College was never a part of the plan for Augustine Canales. “I didn’t want to be anything when I was a kid, I just grew up,” he said. “I was in and out of juvenile hall and joined a gang — education and the traditional class structure didn’t really click for me at the time.”
At 16, Canales began a career in carpentry by joining a union. “It was good money, and you didn’t need to have an education,” said Canales. “I didn’t graduate from high school and instead got my GED when I was about 15 or 16, so it was perfect at the time.” This was when he met his wife, Mindy Canales, who has been by his side for 15 years. “I completely changed after I met my wife. She showed me that I had something to offer to the world,” he said.
For a while, all was well. Then, on his 26h birthday, Canales was diagnosed with multiple sclerosis. “I was almost on full disability, having to take a lot of medications and sitting at home all day not doing anything, which was really frustrating,” said Canales. “Throughout the whole process, my wife was a real inspiration to me.

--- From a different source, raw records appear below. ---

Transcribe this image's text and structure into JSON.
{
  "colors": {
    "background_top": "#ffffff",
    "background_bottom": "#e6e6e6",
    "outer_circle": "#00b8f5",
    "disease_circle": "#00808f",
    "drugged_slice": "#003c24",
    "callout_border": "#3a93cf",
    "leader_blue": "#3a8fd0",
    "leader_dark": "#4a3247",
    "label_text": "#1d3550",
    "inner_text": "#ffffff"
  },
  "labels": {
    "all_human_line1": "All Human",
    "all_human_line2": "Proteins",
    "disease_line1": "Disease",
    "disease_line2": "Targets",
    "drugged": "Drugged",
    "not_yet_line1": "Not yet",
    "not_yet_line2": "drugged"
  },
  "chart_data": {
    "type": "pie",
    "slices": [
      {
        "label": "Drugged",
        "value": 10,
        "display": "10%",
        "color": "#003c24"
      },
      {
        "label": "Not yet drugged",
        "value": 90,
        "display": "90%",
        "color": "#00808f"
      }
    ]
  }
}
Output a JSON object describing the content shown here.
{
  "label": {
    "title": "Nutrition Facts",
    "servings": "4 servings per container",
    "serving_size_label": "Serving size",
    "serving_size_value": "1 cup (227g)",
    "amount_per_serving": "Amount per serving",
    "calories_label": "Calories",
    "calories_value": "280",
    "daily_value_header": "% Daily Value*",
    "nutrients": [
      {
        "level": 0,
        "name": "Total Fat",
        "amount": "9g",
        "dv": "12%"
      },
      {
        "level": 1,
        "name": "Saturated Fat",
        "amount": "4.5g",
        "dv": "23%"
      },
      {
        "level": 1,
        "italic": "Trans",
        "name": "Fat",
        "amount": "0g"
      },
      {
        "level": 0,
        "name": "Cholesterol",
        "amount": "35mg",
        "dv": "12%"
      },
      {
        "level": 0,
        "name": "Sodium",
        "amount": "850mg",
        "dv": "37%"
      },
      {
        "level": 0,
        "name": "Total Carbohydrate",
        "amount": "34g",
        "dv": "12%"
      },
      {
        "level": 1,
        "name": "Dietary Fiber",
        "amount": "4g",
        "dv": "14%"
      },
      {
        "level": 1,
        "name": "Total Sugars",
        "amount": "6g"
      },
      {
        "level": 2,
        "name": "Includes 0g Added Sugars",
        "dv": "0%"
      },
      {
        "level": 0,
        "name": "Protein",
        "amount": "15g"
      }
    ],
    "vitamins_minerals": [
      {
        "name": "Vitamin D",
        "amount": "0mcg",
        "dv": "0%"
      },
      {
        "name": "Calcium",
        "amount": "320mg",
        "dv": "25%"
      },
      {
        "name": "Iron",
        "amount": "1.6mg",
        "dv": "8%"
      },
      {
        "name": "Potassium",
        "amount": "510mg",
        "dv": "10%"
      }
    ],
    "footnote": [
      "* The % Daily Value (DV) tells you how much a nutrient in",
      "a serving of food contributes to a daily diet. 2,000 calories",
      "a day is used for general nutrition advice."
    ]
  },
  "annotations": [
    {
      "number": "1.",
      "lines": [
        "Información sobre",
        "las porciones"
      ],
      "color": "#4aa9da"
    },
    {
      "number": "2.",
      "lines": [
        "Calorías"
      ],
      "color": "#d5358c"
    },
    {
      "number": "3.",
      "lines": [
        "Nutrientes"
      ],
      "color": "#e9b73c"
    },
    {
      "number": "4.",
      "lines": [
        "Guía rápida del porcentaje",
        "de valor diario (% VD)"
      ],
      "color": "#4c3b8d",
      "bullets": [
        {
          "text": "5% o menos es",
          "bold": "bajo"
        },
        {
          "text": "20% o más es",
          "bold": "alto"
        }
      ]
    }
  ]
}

Despite my sickness she supported and encouraged me, and for a while was the sole breadwinner, taking care of me and our three kids — she always believed in me even when I didn’t believe in myself.” From there, Canales decided to return to education and registered for courses at Pierce College. “It felt like a natural transition for me,” he said.
After two years at Pierce, Canales came to UW Tacoma through the direct transfer program which he said was a “no-brainer” when it came to his academic journey. Canales chose social welfare as his major but he also had an interest in Geographic Information Systems (GIS). “My first quarter here I started taking GIS classes without really knowing what it was, and at first I thought I had made a huge mistake because we started out learning a lot of basic computer science,” he said. “Collecting the data is really what made me fall in love with the program because I could see what a benefit it could be for addressing issues within communities. It’s extremely relevant to social work too, and helped me to learn about that from a different angle.”
Learning on the job can have a huge impact, which is exactly what Canales is doing as a part of the Action Mapping Project (AMP), which, for him, has bridged the gap between social welfare and GIS. “I initially joined up to do my capstone because I realized that working with AMP had a social services aspect that I really liked due to my background in social welfare,” he said. Partnering with local middle and high schools, the project’s mission is to understand the “lived experience, knowledge, and insight of youth” within their neighborhoods. “We’re essentially mapping youth experience to understand how we as a community can make it easier for them to use their space,” said Canales. “We went to Stewart Middle School, First Creek Middle School, Giaudrone Middle School, and Lincoln High School [all part of Tacoma Public Schools], where we brought in blank maps and asked questions about their everyday lives such as where they spend their time outside of the home, their preferred routes to and from school, and where they avoid. We then created heat maps from their responses to provide that information to the City of Tacoma.”
Directed by Dr. Matthew Kelley of the UW Tacoma’s Urban Studies Program, AMP has been underway for about two years. “Dr. Kelley has been such an inspiration to me in this program,” said Canales. “What he’s doing is so important, and while technical, it’s extremely social too, and has the possibility for real social change. He brings the people who need help to the table so that we’re working with them, rather than on a ‘problem’.”
Another facet of AMP has to do with educating high school students about basic GIS skills, which Canales teaches in an after-school program at Mt. Tahoma High School (also in Tacoma).
When Canales isn’t busy with coursework, internships, or spending time with his family, he’s volunteering. “For a long time I wasn’t involved with the community, but now, because of my experiences at UW Tacoma, I see these opportunities to volunteer and make a difference,” he said. “I want to give back and not just take away.” Canales is currently an officer in UW Tacoma’s GIS Society, the vice president of the Student Social Work Organization, and a member of the social work-oriented Phi Alpha Honor Society. “My passion in pursuing social welfare and GIS ultimately has to do with my passion for social change for the better,” he said. “It’s important to be a part of the community versus just being around the community.”
Following graduation Canales plans to take the summer off to enjoy the accomplishment of a Bachelor's degree — but his journey in academia doesn’t end there. “I’m going to be applying to the master’s programs in GIS and social work here at UWT,” he said. “Eventually I’d like to pursue a Ph.D. in Social Welfare, and I believe that GIS would be a great benefit in my own learning and work with a dissertation.”